Look, I am sorry that you didn’t get my message, but don’t think you can blame me just because I didn’t leave one. It was clearly the fault of the answering machine because it failed to record the message I didn’t leave. Now, if I’d have left a message then that machine probably wouldn’t have passed it on, because it is prejudiced against me because I occasionally smell of garlic. You understand? It hates me, that machine hates me so therefore quite conclusively it is not my fault that you insist on continuing to perpetuate the ongoing situation by not replacing that damned machine, which I swear, I swear (I bloody swear, I do!) was a catholic in a previous life. There! I’ve said it!

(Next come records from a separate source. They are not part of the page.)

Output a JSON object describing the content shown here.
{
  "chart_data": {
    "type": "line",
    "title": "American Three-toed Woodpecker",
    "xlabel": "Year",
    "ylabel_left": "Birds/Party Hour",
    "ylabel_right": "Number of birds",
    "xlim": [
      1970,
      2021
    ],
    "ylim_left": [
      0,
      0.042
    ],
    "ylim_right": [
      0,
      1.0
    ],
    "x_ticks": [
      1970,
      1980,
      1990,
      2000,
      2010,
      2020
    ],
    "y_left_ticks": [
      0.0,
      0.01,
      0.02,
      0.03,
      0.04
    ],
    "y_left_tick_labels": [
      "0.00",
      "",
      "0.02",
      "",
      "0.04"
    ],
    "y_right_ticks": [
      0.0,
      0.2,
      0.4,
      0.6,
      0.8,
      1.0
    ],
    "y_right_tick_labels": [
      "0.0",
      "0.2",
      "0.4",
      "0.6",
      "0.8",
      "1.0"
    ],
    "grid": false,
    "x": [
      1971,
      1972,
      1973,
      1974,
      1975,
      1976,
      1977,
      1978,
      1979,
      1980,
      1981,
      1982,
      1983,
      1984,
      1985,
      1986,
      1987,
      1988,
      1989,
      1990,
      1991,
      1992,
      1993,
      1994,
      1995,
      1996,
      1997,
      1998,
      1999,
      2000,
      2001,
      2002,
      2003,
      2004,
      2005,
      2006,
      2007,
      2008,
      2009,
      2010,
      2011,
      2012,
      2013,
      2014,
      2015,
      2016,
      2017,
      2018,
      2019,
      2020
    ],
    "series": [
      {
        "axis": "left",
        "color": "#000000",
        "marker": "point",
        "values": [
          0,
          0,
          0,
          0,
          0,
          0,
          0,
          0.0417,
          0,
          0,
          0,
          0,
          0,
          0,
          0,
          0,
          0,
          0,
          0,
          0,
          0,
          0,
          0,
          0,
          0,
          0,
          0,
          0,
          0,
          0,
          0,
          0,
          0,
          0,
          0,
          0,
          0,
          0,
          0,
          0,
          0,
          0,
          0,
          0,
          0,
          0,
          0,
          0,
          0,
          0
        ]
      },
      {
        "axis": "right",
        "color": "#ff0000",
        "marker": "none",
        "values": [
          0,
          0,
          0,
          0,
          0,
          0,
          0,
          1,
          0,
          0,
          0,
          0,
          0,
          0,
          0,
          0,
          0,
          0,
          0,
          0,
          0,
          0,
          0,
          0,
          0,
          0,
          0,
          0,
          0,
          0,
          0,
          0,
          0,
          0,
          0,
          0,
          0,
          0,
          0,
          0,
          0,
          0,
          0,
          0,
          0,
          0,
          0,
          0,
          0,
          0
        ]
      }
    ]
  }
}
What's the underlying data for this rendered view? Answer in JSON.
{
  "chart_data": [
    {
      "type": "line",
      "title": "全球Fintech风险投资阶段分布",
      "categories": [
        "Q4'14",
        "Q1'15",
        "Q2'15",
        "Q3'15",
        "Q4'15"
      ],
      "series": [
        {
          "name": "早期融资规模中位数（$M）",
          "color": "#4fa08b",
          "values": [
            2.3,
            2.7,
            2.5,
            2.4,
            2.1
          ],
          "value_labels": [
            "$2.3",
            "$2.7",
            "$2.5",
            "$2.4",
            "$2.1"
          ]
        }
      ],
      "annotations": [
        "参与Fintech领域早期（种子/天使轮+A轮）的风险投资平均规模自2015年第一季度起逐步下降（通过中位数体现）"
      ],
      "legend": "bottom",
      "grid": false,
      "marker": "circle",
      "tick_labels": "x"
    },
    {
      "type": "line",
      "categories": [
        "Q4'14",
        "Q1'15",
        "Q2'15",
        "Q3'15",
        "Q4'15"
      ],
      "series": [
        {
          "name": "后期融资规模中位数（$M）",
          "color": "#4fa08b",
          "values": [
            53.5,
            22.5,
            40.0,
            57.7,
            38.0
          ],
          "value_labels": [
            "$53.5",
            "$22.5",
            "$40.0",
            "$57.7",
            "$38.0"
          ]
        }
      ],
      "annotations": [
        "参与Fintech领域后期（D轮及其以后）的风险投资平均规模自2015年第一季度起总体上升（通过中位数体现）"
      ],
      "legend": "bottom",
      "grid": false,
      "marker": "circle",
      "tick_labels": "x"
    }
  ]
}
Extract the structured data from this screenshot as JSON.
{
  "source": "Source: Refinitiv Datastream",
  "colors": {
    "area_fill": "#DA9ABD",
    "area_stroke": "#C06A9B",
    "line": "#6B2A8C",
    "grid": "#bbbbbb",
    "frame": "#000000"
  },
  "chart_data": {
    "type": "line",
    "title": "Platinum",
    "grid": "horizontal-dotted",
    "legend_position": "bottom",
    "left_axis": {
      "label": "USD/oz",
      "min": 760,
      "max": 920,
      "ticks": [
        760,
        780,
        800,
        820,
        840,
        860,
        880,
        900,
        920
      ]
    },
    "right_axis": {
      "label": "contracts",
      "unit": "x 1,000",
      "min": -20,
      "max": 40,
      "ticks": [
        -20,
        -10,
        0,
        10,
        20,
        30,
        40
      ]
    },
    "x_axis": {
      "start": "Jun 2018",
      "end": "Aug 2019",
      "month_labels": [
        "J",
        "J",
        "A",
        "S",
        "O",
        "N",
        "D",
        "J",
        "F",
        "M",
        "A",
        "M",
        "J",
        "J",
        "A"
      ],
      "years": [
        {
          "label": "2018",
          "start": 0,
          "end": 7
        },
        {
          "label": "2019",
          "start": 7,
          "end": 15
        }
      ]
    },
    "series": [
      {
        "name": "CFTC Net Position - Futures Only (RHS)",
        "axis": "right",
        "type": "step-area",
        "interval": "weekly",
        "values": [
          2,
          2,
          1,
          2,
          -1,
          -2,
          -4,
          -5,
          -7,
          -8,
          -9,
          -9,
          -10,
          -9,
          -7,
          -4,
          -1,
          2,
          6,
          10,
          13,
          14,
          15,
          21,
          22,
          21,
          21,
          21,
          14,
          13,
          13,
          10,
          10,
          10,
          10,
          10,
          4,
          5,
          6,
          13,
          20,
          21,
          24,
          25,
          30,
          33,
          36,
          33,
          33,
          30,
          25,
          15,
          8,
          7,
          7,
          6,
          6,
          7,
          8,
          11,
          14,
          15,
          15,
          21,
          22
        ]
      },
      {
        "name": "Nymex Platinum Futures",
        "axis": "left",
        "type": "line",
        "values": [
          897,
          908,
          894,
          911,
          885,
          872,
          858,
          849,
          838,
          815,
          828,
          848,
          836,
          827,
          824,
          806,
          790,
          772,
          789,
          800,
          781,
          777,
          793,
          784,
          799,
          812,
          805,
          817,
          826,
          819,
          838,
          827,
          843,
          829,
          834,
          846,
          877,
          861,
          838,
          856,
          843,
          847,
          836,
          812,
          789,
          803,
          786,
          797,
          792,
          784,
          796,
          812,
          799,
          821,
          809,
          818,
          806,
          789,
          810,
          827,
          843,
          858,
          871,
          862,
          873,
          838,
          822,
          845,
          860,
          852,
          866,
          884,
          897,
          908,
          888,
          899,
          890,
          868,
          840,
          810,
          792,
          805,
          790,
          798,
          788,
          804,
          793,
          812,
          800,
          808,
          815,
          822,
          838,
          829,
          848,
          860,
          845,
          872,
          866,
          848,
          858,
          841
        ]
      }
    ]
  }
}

Now here I am at the top of the Empire State Building dressed as a hot dog and where are you? Sweden. Well, I’ve had it with you, pal. You think you can do exactly as you please? You’re going to have to learn that nobody can do this to me, not even you – and you’re not me, that’s for sure. Nobody is me, definitely not you, and only very occasionally am I me, but that’s only when I’m being myself – and then that’s only for private parties and when I think no-one is watching. There’s always someone watching and, you know, sometimes I like it, sometimes I think, “Ooooh, someone’s watching!” but then I get this, like, wave of revulsion and I put the cucumber back on the shelf.
I really needed to talk to you as well. I’m never going to get a girlfriend. It’s not fair, I’m reasonably good-looking, I have an excellent, well-paid job as a result of my honours degree from Oxford but no-one will even come close to me seeing as I have a cello growing out of my left elbow. It’s pure prejudice – and as it’s such a large musical instrument, I just can’t disguise it. I’ve tried putting clothes on it and passing it off as a mute friend, but people always see through that pretty quickly, especially if I’ve arranged a double-date. I’ve even tried to promote it as a positive thing… you know, come on a date with me and I’ll give you a G-string, that sort of ‘jokey’ line, but that just gets snorts and sneers – and a slap on my face, once.
There was one woman who seemed to like me, but it turned out that all she wanted was to play my cello. I was sat there in a restaurant for two hours while she went through a repertoire of Mozart, Handel, Schubert and Jimi Hendrix. She tried to tell me that it was spontaneous, but if that was the case, how come she’d brought her own bow? She couldn’t answer that. Still, perhaps it was for the best – she had thighs which could crack walnuts. Most female cello players do, I suppose.
God, I am going to die a virgin. I’m 38 and haven’t even been kissed. I go out night after night to try to meet people – all I get is jokes… about me being ‘highly strung’… or people asking me to ‘send them a note’. It’s so upsetting – I just end up doing what I’m doing now, drowning my sorrows with Claret. Just to rub my nose in it, it seems like everybody else is having success with the opposite sex other than me. I just don’t get it. For instance, that fat, ugly bloke in the corner gets all the girls… he’s not rich, he can’t really talk that well, he’s not very well-educated, in fact I’d say that he’s positively stupid and yet they’re all over him night after night. All he ever does is sit there, licking his eyebrows.
Cameras are everywhere and you can’t trust anybody. Trust me on that.